Crop scouting with satellites and smartphones

Zachary Yoder got a jump-start on treating grasshoppers from a smartphone alert.

In late July, Zachary Yoder trudged into tasseling 8-foot tall corn to ground-truth his first-ever smartphone message alerting him that satellite imagery had detected an unusual area in the irrigated field.

Following GPS guidance on his phone, Yoder muscled his way to the orange spot highlighted on the phone map.

“Sure enough, there were a bunch of grasshoppers sitting on the corn leaves,” says Yoder, who grows corn, wheat, soybeans and wine grapes with his father, Steven, near Dalhart, TX.

Commemorating his foray into the new world of automated satellite-based scouting alerts, Yoder snapped a photo of a bright orange grasshopper for a post on Twitter: “Farming w/tech. Satellite imagery alerts me to check a field. Discovered grasshopper infestation.”

Surprise location

The Yoders had been expecting grasshoppers based on activity to the south. With prevailing winds from the southwest, that’s the corner of fields they typically check for infestations.

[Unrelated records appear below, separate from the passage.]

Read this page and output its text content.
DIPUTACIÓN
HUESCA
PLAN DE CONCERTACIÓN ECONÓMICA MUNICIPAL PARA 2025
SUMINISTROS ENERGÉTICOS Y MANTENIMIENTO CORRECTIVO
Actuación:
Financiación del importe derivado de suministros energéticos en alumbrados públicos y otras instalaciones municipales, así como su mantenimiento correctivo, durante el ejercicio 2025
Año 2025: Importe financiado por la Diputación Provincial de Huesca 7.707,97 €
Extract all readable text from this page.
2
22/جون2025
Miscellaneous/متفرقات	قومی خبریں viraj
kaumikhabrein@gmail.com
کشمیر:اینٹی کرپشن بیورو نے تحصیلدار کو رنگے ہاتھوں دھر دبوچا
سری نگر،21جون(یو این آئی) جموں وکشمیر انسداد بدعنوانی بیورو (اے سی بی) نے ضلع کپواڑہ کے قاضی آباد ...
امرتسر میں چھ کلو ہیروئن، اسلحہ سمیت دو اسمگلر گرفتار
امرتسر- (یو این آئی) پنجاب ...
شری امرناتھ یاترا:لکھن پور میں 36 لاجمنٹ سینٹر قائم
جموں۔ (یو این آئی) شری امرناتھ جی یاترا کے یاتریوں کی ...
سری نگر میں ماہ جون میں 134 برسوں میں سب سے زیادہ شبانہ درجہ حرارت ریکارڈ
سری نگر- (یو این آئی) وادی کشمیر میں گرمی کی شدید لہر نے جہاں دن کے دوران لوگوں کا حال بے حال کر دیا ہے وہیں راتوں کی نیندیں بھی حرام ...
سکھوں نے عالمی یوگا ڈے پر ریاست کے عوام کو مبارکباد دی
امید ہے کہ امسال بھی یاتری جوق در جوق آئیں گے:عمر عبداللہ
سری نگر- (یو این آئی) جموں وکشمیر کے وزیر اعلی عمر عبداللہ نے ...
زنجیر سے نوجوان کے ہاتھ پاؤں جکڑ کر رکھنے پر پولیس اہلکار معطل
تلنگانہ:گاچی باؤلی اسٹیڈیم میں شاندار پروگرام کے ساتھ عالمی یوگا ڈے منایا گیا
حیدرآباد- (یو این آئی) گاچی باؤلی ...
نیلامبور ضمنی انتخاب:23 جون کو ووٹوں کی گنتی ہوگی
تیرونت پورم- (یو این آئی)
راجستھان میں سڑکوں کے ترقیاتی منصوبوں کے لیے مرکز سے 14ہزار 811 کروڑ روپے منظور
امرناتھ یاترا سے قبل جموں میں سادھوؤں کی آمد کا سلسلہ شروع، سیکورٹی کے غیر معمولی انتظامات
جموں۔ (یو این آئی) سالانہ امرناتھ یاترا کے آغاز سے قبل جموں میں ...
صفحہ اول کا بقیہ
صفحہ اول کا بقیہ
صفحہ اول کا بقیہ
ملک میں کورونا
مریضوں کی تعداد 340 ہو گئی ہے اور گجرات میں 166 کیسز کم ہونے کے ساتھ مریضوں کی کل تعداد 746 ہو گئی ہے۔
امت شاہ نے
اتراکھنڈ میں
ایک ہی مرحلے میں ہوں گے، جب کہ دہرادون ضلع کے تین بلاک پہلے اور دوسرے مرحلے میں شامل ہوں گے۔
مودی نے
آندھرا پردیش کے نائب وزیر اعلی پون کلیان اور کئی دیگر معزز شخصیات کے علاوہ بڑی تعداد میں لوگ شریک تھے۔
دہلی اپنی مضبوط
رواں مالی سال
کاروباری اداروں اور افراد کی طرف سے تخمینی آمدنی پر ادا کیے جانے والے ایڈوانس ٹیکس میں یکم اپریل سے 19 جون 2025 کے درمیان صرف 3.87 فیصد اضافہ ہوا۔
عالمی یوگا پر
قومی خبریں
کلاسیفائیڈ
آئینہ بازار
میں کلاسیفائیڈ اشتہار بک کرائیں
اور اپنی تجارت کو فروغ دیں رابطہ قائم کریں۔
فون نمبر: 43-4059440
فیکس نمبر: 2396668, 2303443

“The alert was on the southeast side of the field,” says Yoder. “We might have missed how bad the grasshoppers were because we were checking the wrong spot.”

Since the first alert, another message has sent Yoder to a field where yellowed corn has him suspicious of a sulfur deficiency. “I am going to be curious at the end of the season if it shows up on the yield map,” he says. “It may warrant a soil test to see if extra sulfur is justified.”

High-resolution alert

Yoder’s alert was sent by FarmLogs, the digitally based field monitoring service, which introduced automated in-season crop health monitoring in 2015. Alerts are generated by comparing the latest multi-spectral satellite imagery with five years of imagery for the same field, says Jesse Vollmar, FarmLogs CEO.

“We show the exact spot that has problems, not another rainbow-colored map that the farmer has to figure out,” he says. “We are able to do that by processing five years of historical data for nearly every field in the country, then comparing it to current high-resolution imagery.”

This year’s unusual cloud cover hampered the alert system. Many fields were limited to five images instead of the expected 10 to 20. As new satellites are launched, flyovers will become more frequent than the current five-day frequency from FarmLogs’ imagery provider, BlackBridge, says Vollmar.

The alerts were free in 2015, but will incur a fee in 2016.